Де Бов поджала губы и насупилась. Удивительно все же, как люди очевидного не понимают и понимать не хотят.
Вбежал запыхавшийся писарь, прижимая к груди ворох допросных листов.
– Вот все, что было по пропавшим детям, милорд.
– Положи на стол. И пошел вон.
Писарь сгрузил охапку свитков, торопливо поклонился и шмыгнул в дверь.
– Прошу, – я приглашающе махнул рукой. Де Бов взяла свиток, развернула его, прищурилась.
– Да тут же ничего не разобрать.
Я только руками развел. Во-первых, эти листы уже раза три точно выскабливали. Бумага истончилась до полупрозрачности, а через чернила явственно проступали остатки старых записей. А во-вторых, нормальный писарь берет в три раза дороже. В отличие от нашего, дешевенького, который такие каракули наворачивает, что сам потом не может прочесть.
– Вот, что это? – де Бов ткнула пальцем в бумагу. Я подошел, заглянул ей через плечо.
– Вос-пос-пе-ше-ство-вать, – с трудом разобрал я.
– Серьезно? А выглядит так, будто ужа обмакнули в чернила и выпустили на лист. Кстати, кто в своем уме так говорит вообще? Крестьяне? Серьезно?
– Ну, преувеличил парень немного, он это любит. Зато смысл всегда верно передает.
– Воспоспешествовать. Марк, воспоспешествуй мне в поисках нужной информации. Ужас же.
– Нормально. Не обращайте внимания, к этому быстро привыкаешь.
– Вот прямо обнадежил сейчас. Жду не дождусь, когда привыкну к высокому слогу. И записи допросов немало в этом воспоспешествуют.
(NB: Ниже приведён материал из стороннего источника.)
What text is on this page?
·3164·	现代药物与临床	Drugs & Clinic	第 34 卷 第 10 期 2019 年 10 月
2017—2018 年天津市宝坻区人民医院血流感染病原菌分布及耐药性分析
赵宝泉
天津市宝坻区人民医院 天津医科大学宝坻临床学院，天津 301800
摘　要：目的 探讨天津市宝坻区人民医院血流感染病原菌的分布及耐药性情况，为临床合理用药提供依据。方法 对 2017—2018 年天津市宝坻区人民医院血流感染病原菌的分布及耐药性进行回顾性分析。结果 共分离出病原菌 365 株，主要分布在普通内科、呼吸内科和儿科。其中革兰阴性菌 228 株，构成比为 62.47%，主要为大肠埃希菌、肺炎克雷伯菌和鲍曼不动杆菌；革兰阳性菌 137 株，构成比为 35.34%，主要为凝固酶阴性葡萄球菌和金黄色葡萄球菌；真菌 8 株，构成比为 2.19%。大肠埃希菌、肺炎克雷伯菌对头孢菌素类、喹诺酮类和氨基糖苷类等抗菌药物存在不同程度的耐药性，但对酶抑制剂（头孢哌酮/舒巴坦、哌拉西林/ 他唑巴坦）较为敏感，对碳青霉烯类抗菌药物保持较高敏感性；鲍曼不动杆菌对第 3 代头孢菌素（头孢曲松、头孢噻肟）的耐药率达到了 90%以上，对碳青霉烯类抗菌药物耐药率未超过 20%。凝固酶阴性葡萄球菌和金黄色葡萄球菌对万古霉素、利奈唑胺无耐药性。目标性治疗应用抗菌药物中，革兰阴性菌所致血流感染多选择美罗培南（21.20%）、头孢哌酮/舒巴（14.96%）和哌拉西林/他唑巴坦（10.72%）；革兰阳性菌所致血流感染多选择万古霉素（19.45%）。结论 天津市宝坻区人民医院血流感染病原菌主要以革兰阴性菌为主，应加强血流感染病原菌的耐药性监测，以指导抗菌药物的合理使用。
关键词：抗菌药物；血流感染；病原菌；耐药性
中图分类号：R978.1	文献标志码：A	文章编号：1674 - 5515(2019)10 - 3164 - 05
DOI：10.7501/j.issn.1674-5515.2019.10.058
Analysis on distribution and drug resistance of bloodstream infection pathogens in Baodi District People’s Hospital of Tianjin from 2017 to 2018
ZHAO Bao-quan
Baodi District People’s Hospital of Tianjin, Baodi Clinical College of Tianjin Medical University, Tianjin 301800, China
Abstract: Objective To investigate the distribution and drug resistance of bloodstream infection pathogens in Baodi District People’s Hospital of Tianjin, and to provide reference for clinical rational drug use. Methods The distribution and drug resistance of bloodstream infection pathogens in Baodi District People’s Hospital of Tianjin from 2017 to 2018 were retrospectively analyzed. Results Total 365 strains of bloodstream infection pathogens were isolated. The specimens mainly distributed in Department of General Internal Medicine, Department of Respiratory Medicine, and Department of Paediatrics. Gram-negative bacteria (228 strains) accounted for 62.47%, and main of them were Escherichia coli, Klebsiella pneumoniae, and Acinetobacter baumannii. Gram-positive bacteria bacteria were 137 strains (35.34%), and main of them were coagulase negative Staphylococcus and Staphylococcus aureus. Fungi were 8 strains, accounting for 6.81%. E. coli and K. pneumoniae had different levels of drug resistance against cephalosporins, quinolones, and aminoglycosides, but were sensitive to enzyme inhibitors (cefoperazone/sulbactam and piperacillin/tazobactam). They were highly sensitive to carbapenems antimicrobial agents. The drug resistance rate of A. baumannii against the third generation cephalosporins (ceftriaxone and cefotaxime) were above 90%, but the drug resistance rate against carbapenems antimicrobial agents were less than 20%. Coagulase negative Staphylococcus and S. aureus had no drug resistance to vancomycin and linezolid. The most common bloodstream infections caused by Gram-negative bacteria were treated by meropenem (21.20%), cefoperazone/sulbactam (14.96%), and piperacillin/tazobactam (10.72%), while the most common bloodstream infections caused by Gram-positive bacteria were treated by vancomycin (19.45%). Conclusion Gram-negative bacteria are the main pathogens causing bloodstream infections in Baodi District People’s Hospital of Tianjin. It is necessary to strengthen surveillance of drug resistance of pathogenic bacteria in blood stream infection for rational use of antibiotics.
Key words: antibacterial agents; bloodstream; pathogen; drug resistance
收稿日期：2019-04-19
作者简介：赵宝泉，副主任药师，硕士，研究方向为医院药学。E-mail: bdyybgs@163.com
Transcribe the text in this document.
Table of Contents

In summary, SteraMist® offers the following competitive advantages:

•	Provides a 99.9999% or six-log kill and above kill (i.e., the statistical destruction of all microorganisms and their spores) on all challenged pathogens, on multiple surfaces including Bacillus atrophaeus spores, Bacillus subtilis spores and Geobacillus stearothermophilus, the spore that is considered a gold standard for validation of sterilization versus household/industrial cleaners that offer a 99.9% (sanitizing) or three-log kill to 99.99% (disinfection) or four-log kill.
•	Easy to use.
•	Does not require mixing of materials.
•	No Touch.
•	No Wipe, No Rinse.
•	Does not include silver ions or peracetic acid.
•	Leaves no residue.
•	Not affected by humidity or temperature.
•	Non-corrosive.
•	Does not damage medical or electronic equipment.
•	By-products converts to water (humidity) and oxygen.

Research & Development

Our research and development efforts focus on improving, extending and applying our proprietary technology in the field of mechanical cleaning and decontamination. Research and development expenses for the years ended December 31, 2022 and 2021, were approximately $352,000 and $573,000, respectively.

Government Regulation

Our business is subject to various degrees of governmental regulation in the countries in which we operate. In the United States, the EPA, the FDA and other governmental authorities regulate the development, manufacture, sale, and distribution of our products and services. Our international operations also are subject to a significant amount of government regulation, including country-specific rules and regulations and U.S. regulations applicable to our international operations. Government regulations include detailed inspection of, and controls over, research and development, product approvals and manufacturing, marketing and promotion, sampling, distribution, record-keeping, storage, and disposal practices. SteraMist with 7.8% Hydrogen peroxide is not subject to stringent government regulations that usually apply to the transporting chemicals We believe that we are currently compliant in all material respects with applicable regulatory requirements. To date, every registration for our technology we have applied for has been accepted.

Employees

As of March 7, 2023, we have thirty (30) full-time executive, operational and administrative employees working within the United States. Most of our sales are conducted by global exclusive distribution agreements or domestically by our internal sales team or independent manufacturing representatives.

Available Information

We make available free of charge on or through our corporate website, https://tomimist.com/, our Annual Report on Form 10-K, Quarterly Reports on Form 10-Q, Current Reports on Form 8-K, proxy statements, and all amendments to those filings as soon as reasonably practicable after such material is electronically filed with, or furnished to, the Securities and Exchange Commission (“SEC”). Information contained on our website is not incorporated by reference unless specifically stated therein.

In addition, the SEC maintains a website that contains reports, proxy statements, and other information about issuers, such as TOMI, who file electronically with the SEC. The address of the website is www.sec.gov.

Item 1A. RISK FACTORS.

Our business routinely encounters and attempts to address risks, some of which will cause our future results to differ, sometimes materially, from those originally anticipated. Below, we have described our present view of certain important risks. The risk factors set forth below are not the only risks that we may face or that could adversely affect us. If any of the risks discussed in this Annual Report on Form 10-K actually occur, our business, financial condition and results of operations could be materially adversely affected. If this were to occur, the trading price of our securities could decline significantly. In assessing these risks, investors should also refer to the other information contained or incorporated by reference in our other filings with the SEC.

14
Де Бов подтащила к окну стул и уселась на него с рукописью в руках. Лицо у нее было напряженным, губы беззвучно шевелились. Я плюхнулся в свое кресло и прикрыл глаза. Де Бов шуршала бумажками, мухи жужжали. Хотелось спать. И есть. Дело шло к обеду, а позавтракал я печеньем. Это очень, очень печально.
– Марк, ответь мне как официальное лицо.
– А?
– Нам обязательно с этими бумажками тут сидеть? Или можно их отсюда забрать?
– Куда, например?
– Например, ко мне.
– Зачем?
– Так, есть одна мысль. Но мне нужна карта.
– У меня есть карта.
Я сдвинул в сторону груду пыльных бумажек и старые ножны. Из них выпал усохший до каменной твердости сухарь. Карта лежала в самом низу, на обратной стороне отпечатался зеленоватый чеканный орнамент, украшавший ножны. Я вытащил ее из завалов и развернул на столе.
– Вот, нашел.
На карту упала тень – де Бов подошла и встала у меня за спиной.
– Ох ты. Знаешь, ты только не обижайся.
– Что?
– Потеряй ее обратно. Так что, можно допросные листы забрать?
Ну вот что не так? Не тем цветом Рокингем закрашен? Нормальная же карта!
Ехать никуда не хотелось. Я не выспался, у меня было паршивое настроение, мне хотелось жрать. И я как раз собирался послать писаря в ближайший трактир за сырными лепешками и печеной курицей. Должна же быть от этого жирного пентюха хоть какая-то польза.
– Это необходимо?
– Нет, естественно. Ты всегда можешь еще раз с монахом поспорить…
– Забирай!
Сумки у меня не было. У де Бов, конечно, тоже. Зато я вспомнил про старый обтертый плащ, который специально держал тут на случай, если захочется вздремнуть. Плащ был чертовски колючий и чертовски же теплый. Его дала мне в дорогу мать, когда я шестнадцатилетним недорослем уезжал с Ричардом Львиное сердце во Францию. Всегда терпеть не мог эту уродскую тряпку, но как одеяло она была незаменима. Я расстелил плащ на полу, свалил на него допросные листы и завязал края. Свитки предательски выпирали. Если этот жирный недоумок хотя бы откроет рот, я просто сверну ему шею. Ну или в морду дам. Это тоже помогает.